Method: Five hundred thirty five (n = 119 alcohol use disorder; n = 183 substance use disorder; n = 233 alcohol/substance use disorder) adults with schizophrenia and comorbid SUD completed a neuropsychological battery at baseline of the Clinical Antipsychotic Trials of Intervention Effectiveness. IM was measured by summing two items (purpose and motivation) of the Quality of Life Scale. Mixed-effects models examined relations between IM and neurocognition (composite and subdomains: vigilance, verbal memory, working memory, reasoning, and processing speed). Hochberg’s correction adjusted for multiple inference testing.

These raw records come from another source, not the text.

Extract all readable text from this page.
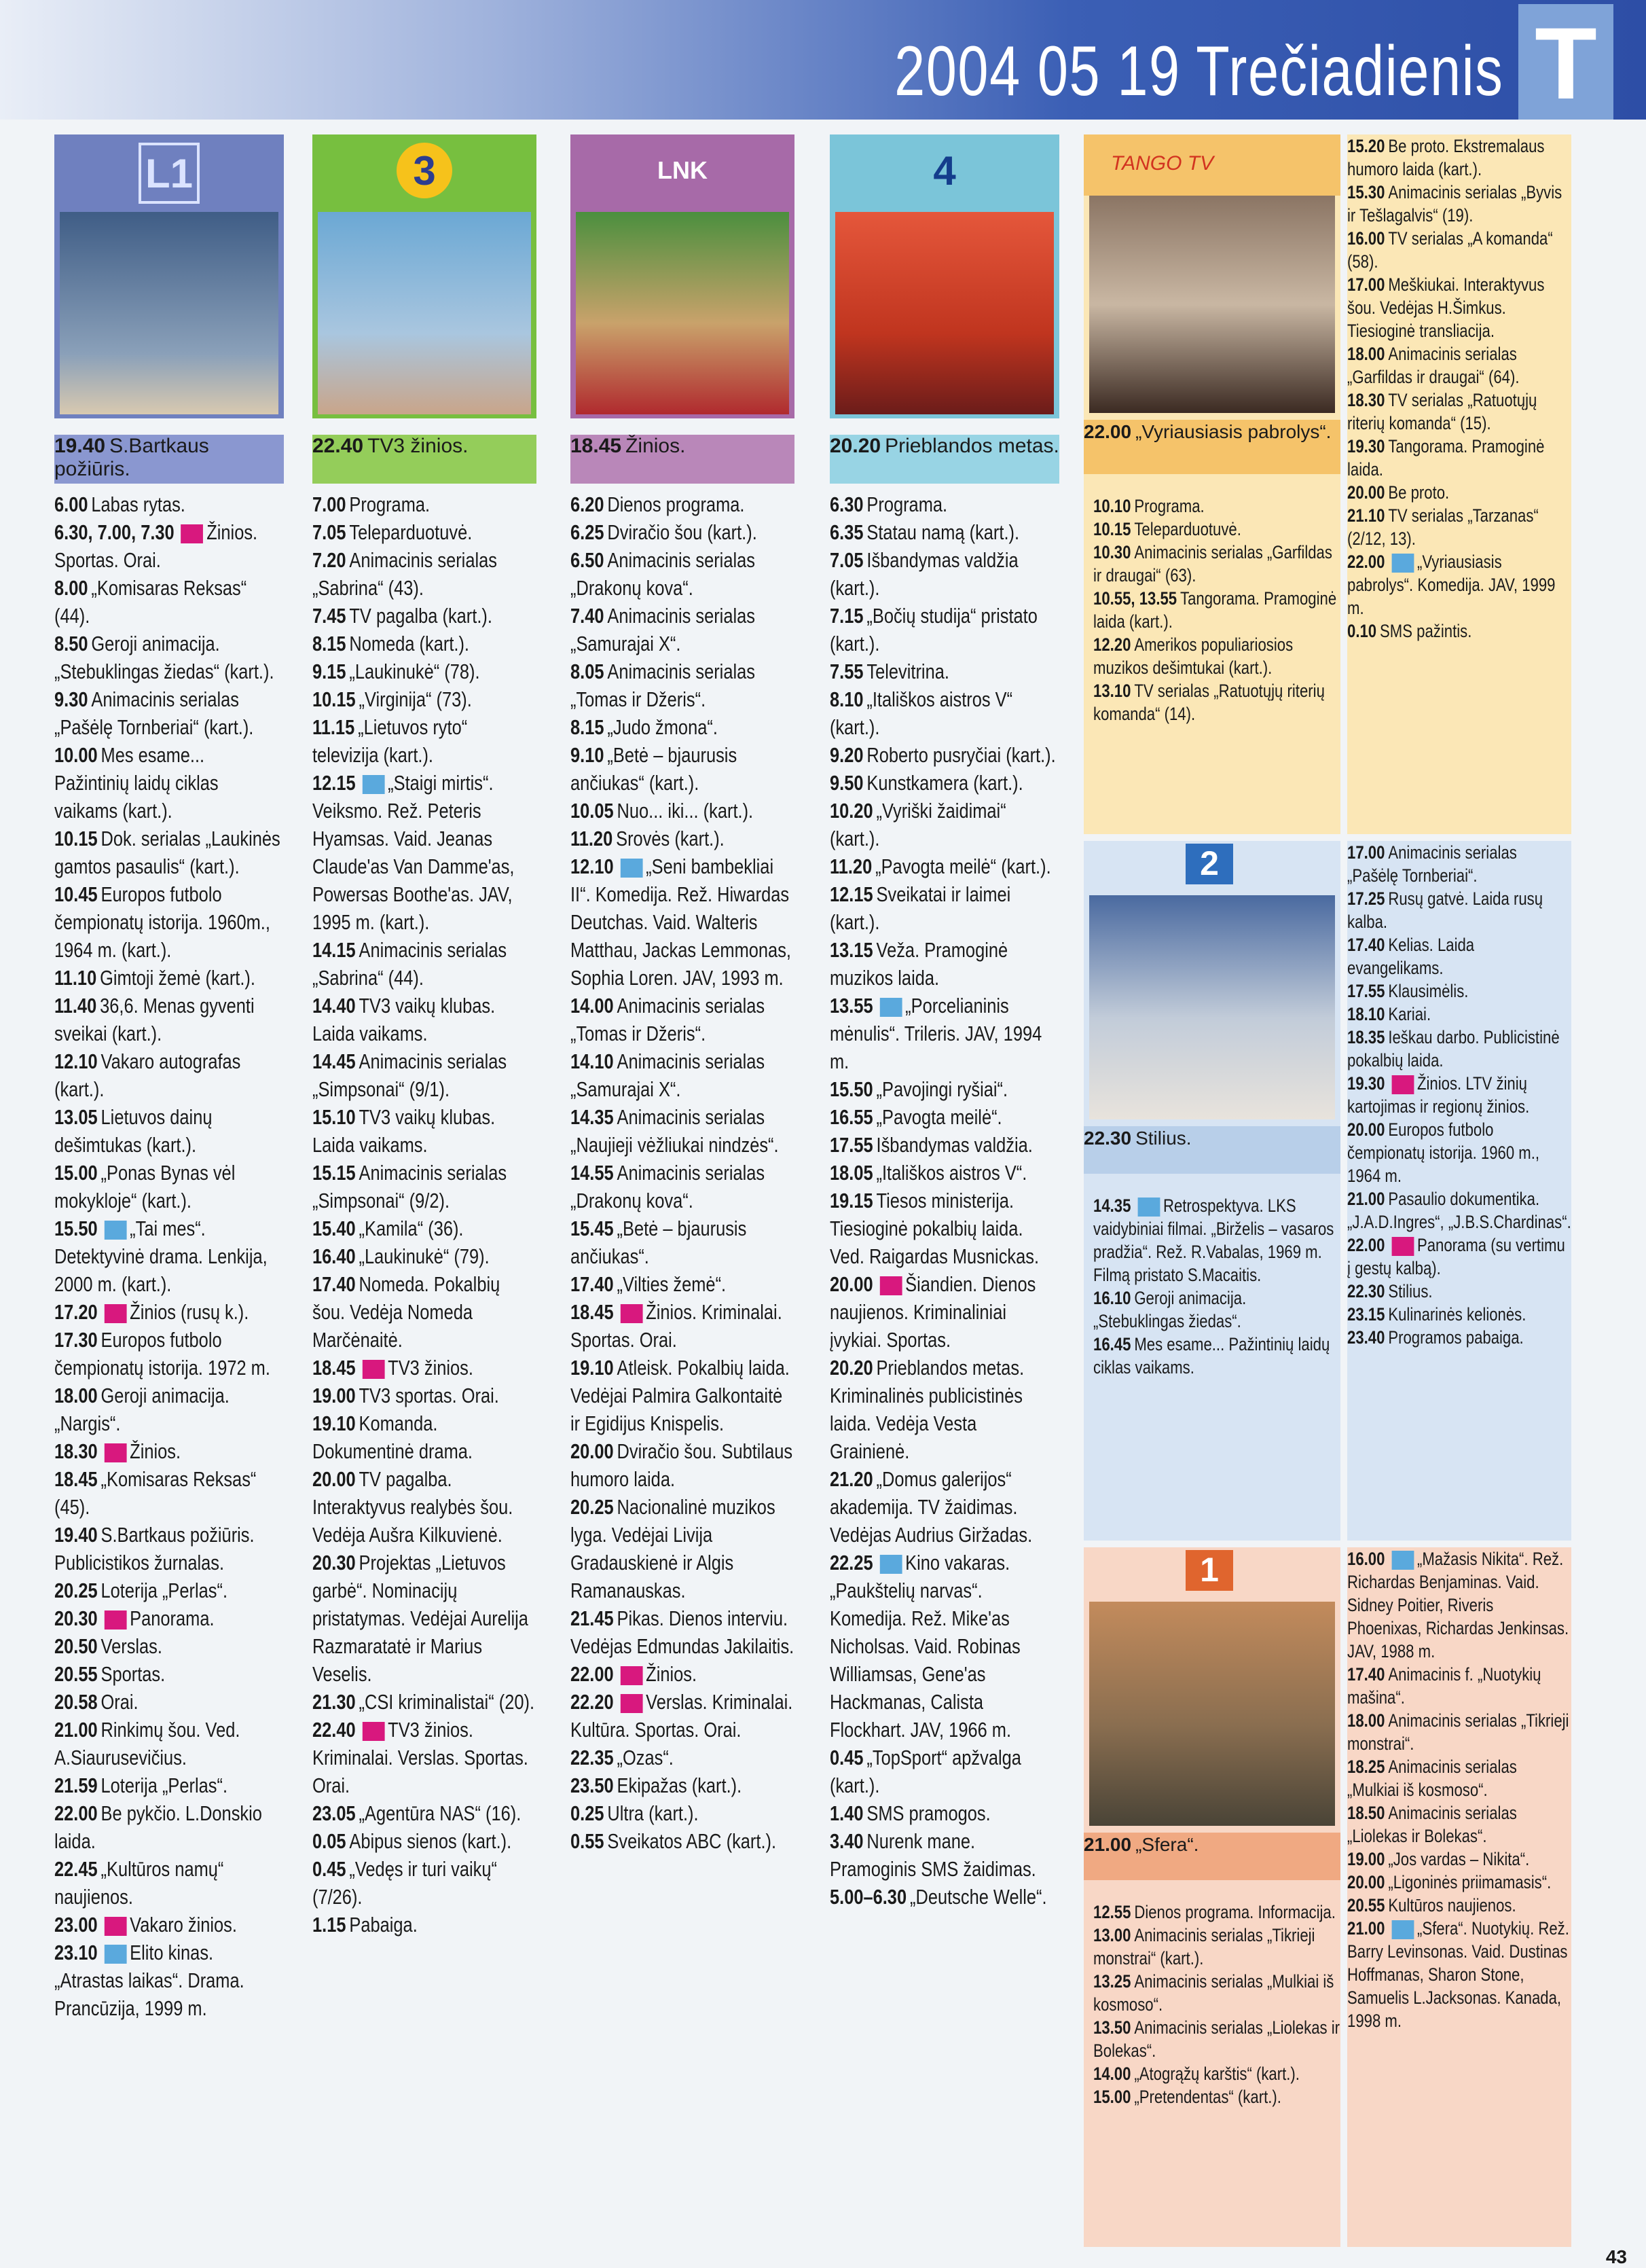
2004 05 19 Trečiadienis T
L1
19.40 S.Bartkaus požiūris.
6.00 Labas rytas.
6.30, 7.00, 7.30 Žinios. Sportas. Orai.
8.00 „Komisaras Reksas“ (44).
8.50 Geroji animacija. „Stebuklingas žiedas“ (kart.).
9.30 Animacinis serialas „Pašėlę Tornberiai“ (kart.).
10.00 Mes esame... Pažintinių laidų ciklas vaikams (kart.).
10.15 Dok. serialas „Laukinės gamtos pasaulis“ (kart.).
10.45 Europos futbolo čempionatų istorija. 1960m., 1964 m. (kart.).
11.10 Gimtoji žemė (kart.).
11.40 36,6. Menas gyventi sveikai (kart.).
12.10 Vakaro autografas (kart.).
13.05 Lietuvos dainų dešimtukas (kart.).
15.00 „Ponas Bynas vėl mokykloje“ (kart.).
15.50 „Tai mes“. Detektyvinė drama. Lenkija, 2000 m. (kart.).
17.20 Žinios (rusų k.).
17.30 Europos futbolo čempionatų istorija. 1972 m.
18.00 Geroji animacija. „Nargis“.
18.30 Žinios.
18.45 „Komisaras Reksas“ (45).
19.40 S.Bartkaus požiūris. Publicistikos žurnalas.
20.25 Loterija „Perlas“.
20.30 Panorama.
20.50 Verslas.
20.55 Sportas.
20.58 Orai.
21.00 Rinkimų šou. Ved. A.Siaurusevičius.
21.59 Loterija „Perlas“.
22.00 Be pykčio. L.Donskio laida.
22.45 „Kultūros namų“ naujienos.
23.00 Vakaro žinios.
23.10 Elito kinas. „Atrastas laikas“. Drama. Prancūzija, 1999 m.
3
22.40 TV3 žinios.
7.00 Programa.
7.05 Teleparduotuvė.
7.20 Animacinis serialas „Sabrina“ (43).
7.45 TV pagalba (kart.).
8.15 Nomeda (kart.).
9.15 „Laukinukė“ (78).
10.15 „Virginija“ (73).
11.15 „Lietuvos ryto“ televizija (kart.).
12.15 „Staigi mirtis“. Veiksmo. Rež. Peteris Hyamsas. Vaid. Jeanas Claude'as Van Damme'as, Powersas Boothe'as. JAV, 1995 m. (kart.).
14.15 Animacinis serialas „Sabrina“ (44).
14.40 TV3 vaikų klubas. Laida vaikams.
14.45 Animacinis serialas „Simpsonai“ (9/1).
15.10 TV3 vaikų klubas. Laida vaikams.
15.15 Animacinis serialas „Simpsonai“ (9/2).
15.40 „Kamila“ (36).
16.40 „Laukinukė“ (79).
17.40 Nomeda. Pokalbių šou. Vedėja Nomeda Marčėnaitė.
18.45 TV3 žinios.
19.00 TV3 sportas. Orai.
19.10 Komanda. Dokumentinė drama.
20.00 TV pagalba. Interaktyvus realybės šou. Vedėja Aušra Kilkuvienė.
20.30 Projektas „Lietuvos garbė“. Nominacijų pristatymas. Vedėjai Aurelija Razmaratatė ir Marius Veselis.
21.30 „CSI kriminalistai“ (20).
22.40 TV3 žinios. Kriminalai. Verslas. Sportas. Orai.
23.05 „Agentūra NAS“ (16).
0.05 Abipus sienos (kart.).
0.45 „Vedęs ir turi vaikų“ (7/26).
1.15 Pabaiga.
LNK
18.45 Žinios.
6.20 Dienos programa.
6.25 Dviračio šou (kart.).
6.50 Animacinis serialas „Drakonų kova“.
7.40 Animacinis serialas „Samurajai X“.
8.05 Animacinis serialas „Tomas ir Džeris“.
8.15 „Judo žmona“.
9.10 „Betė – bjaurusis ančiukas“ (kart.).
10.05 Nuo... iki... (kart.).
11.20 Srovės (kart.).
12.10 „Seni bambekliai II“. Komedija. Rež. Hiwardas Deutchas. Vaid. Walteris Matthau, Jackas Lemmonas, Sophia Loren. JAV, 1993 m.
14.00 Animacinis serialas „Tomas ir Džeris“.
14.10 Animacinis serialas „Samurajai X“.
14.35 Animacinis serialas „Naujieji vėžliukai nindzės“.
14.55 Animacinis serialas „Drakonų kova“.
15.45 „Betė – bjaurusis ančiukas“.
17.40 „Vilties žemė“.
18.45 Žinios. Kriminalai. Sportas. Orai.
19.10 Atleisk. Pokalbių laida. Vedėjai Palmira Galkontaitė ir Egidijus Knispelis.
20.00 Dviračio šou. Subtilaus humoro laida.
20.25 Nacionalinė muzikos lyga. Vedėjai Livija Gradauskienė ir Algis Ramanauskas.
21.45 Pikas. Dienos interviu. Vedėjas Edmundas Jakilaitis.
22.00 Žinios.
22.20 Verslas. Kriminalai. Kultūra. Sportas. Orai.
22.35 „Ozas“.
23.50 Ekipažas (kart.).
0.25 Ultra (kart.).
0.55 Sveikatos ABC (kart.).
4
20.20 Prieblandos metas.
6.30 Programa.
6.35 Statau namą (kart.).
7.05 Išbandymas valdžia (kart.).
7.15 „Bočių studija“ pristato (kart.).
7.55 Televitrina.
8.10 „Itališkos aistros V“ (kart.).
9.20 Roberto pusryčiai (kart.).
9.50 Kunstkamera (kart.).
10.20 „Vyriški žaidimai“ (kart.).
11.20 „Pavogta meilė“ (kart.).
12.15 Sveikatai ir laimei (kart.).
13.15 Veža. Pramoginė muzikos laida.
13.55 „Porcelianinis mėnulis“. Trileris. JAV, 1994 m.
15.50 „Pavojingi ryšiai“.
16.55 „Pavogta meilė“.
17.55 Išbandymas valdžia.
18.05 „Itališkos aistros V“.
19.15 Tiesos ministerija. Tiesioginė pokalbių laida. Ved. Raigardas Musnickas.
20.00 Šiandien. Dienos naujienos. Kriminaliniai įvykiai. Sportas.
20.20 Prieblandos metas. Kriminalinės publicistinės laida. Vedėja Vesta Grainienė.
21.20 „Domus galerijos“ akademija. TV žaidimas. Vedėjas Audrius Giržadas.
22.25 Kino vakaras. „Paukštelių narvas“. Komedija. Rež. Mike'as Nicholsas. Vaid. Robinas Williamsas, Gene'as Hackmanas, Calista Flockhart. JAV, 1966 m.
0.45 „TopSport“ apžvalga (kart.).
1.40 SMS pramogos.
3.40 Nurenk mane. Pramoginis SMS žaidimas.
5.00–6.30 „Deutsche Welle“.
TANGO TV
22.00 „Vyriausiasis pabrolys“.
10.10 Programa.
10.15 Teleparduotuvė.
10.30 Animacinis serialas „Garfildas ir draugai“ (63).
10.55, 13.55 Tangorama. Pramoginė laida (kart.).
12.20 Amerikos populiariosios muzikos dešimtukai (kart.).
13.10 TV serialas „Ratuotųjų riterių komanda“ (14).
15.20 Be proto. Ekstremalaus humoro laida (kart.).
15.30 Animacinis serialas „Byvis ir Tešlagalvis“ (19).
16.00 TV serialas „A komanda“ (58).
17.00 Meškiukai. Interaktyvus šou. Vedėjas H.Šimkus. Tiesioginė transliacija.
18.00 Animacinis serialas „Garfildas ir draugai“ (64).
18.30 TV serialas „Ratuotųjų riterių komanda“ (15).
19.30 Tangorama. Pramoginė laida.
20.00 Be proto.
21.10 TV serialas „Tarzanas“ (2/12, 13).
22.00 „Vyriausiasis pabrolys“. Komedija. JAV, 1999 m.
0.10 SMS pažintis.
2
22.30 Stilius.
14.35 Retrospektyva. LKS vaidybiniai filmai. „Birželis – vasaros pradžia“. Rež. R.Vabalas, 1969 m. Filmą pristato S.Macaitis.
16.10 Geroji animacija. „Stebuklingas žiedas“.
16.45 Mes esame... Pažintinių laidų ciklas vaikams.
17.00 Animacinis serialas „Pašėlę Tornberiai“.
17.25 Rusų gatvė. Laida rusų kalba.
17.40 Kelias. Laida evangelikams.
17.55 Klausimėlis.
18.10 Kariai.
18.35 Ieškau darbo. Publicistinė pokalbių laida.
19.30 Žinios. LTV žinių kartojimas ir regionų žinios.
20.00 Europos futbolo čempionatų istorija. 1960 m., 1964 m.
21.00 Pasaulio dokumentika. „J.A.D.Ingres“, „J.B.S.Chardinas“.
22.00 Panorama (su vertimu į gestų kalbą).
22.30 Stilius.
23.15 Kulinarinės kelionės.
23.40 Programos pabaiga.
1
21.00 „Sfera“.
12.55 Dienos programa. Informacija.
13.00 Animacinis serialas „Tikrieji monstrai“ (kart.).
13.25 Animacinis serialas „Mulkiai iš kosmoso“.
13.50 Animacinis serialas „Liolekas ir Bolekas“.
14.00 „Atogrąžų karštis“ (kart.).
15.00 „Pretendentas“ (kart.).
16.00 „Mažasis Nikita“. Rež. Richardas Benjaminas. Vaid. Sidney Poitier, Riveris Phoenixas, Richardas Jenkinsas. JAV, 1988 m.
17.40 Animacinis f. „Nuotykių mašina“.
18.00 Animacinis serialas „Tikrieji monstrai“.
18.25 Animacinis serialas „Mulkiai iš kosmoso“.
18.50 Animacinis serialas „Liolekas ir Bolekas“.
19.00 „Jos vardas – Nikita“.
20.00 „Ligoninės priimamasis“.
20.55 Kultūros naujienos.
21.00 „Sfera“. Nuotykių. Rež. Barry Levinsonas. Vaid. Dustinas Hoffmanas, Sharon Stone, Samuelis L.Jacksonas. Kanada, 1998 m.
43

Results: In the overall sample, a significant positive prediction of neurocognition composite scores was observed by IM scores (corrected, p < .001). This pattern of significant results was observed across all neurocognition subdomain scores by IM scores (all corrected, p < .004), except no significant positive prediction of reasoning scores was observed by IM scores (corrected, p = .219) in the overall sample. Variability in this pattern of results was subsequently observed across SUD subgroups. No significant positive prediction of neurocognition composite or subdomain scores was observed by IM scores in the subgroup with alcohol/substance use disorders (all corrected, p > .090). Such a pattern of null results was largely observed in the subgroup with alcohol use disorders for relations between IM and neurocognition composite/ subdomain scores (all corrected, p > .143), except a significant positive prediction of processing speed scores was observed by IM scores (corrected, p = .020). Finally, in the subgroup with substance use disorders, a significant positive prediction of neurocognition composite scores and all subdomain scores by IM scores was observed (corrected, p < .021), except no significant positive prediction of reasoning scores was observed by IM scores (corrected, p = .475).

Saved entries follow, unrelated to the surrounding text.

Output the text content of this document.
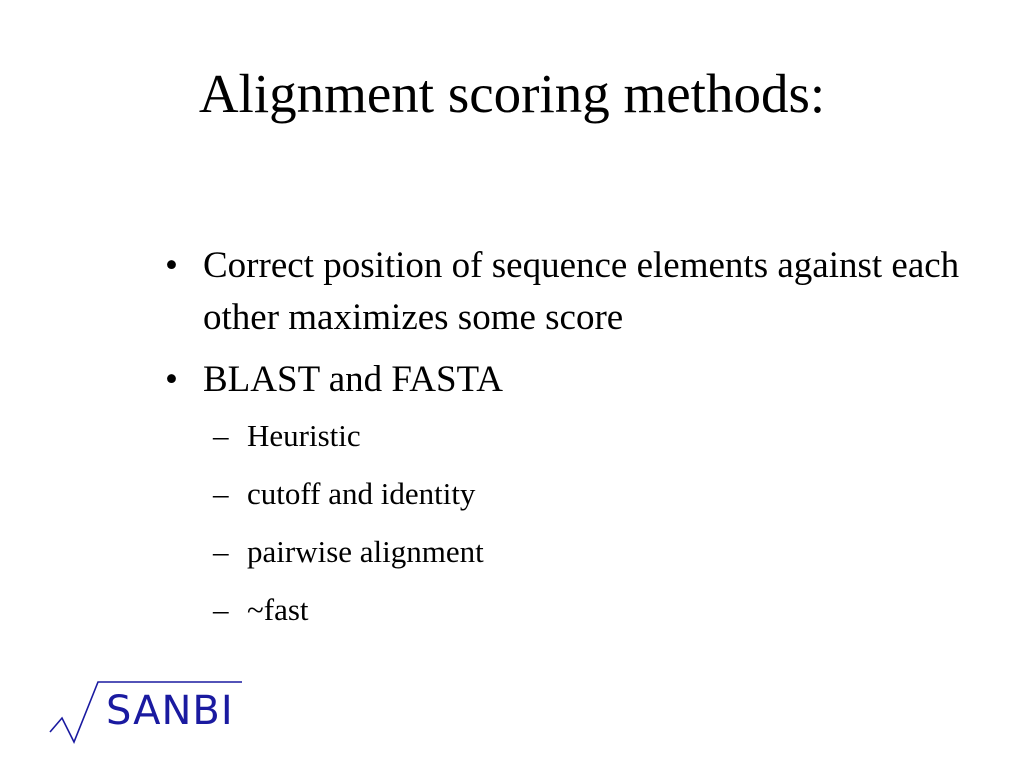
Alignment scoring methods:
• Correct position of sequence elements against each other maximizes some score
• BLAST and FASTA
– Heuristic
– cutoff and identity
– pairwise alignment
– ~fast
SANBI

Implications: Results revealed IM is a salient predictor of neurocognitive performance in schizophrenia and comorbid SUD. Post-hoc analyses showed neurocognitive outcomes varied by SUD diagnosis, such that the subgroup with substance use disorders largely accounted for the significant prediction of neurocognition composite/subdomain scores by IM scores observed. Social workers should focus on treatment development efforts that seek to improve the low base rates of IM in those with alcohol use disorders and alcohol/substance use disorders, which may lessen the impact neurocognitive deficits have on this population.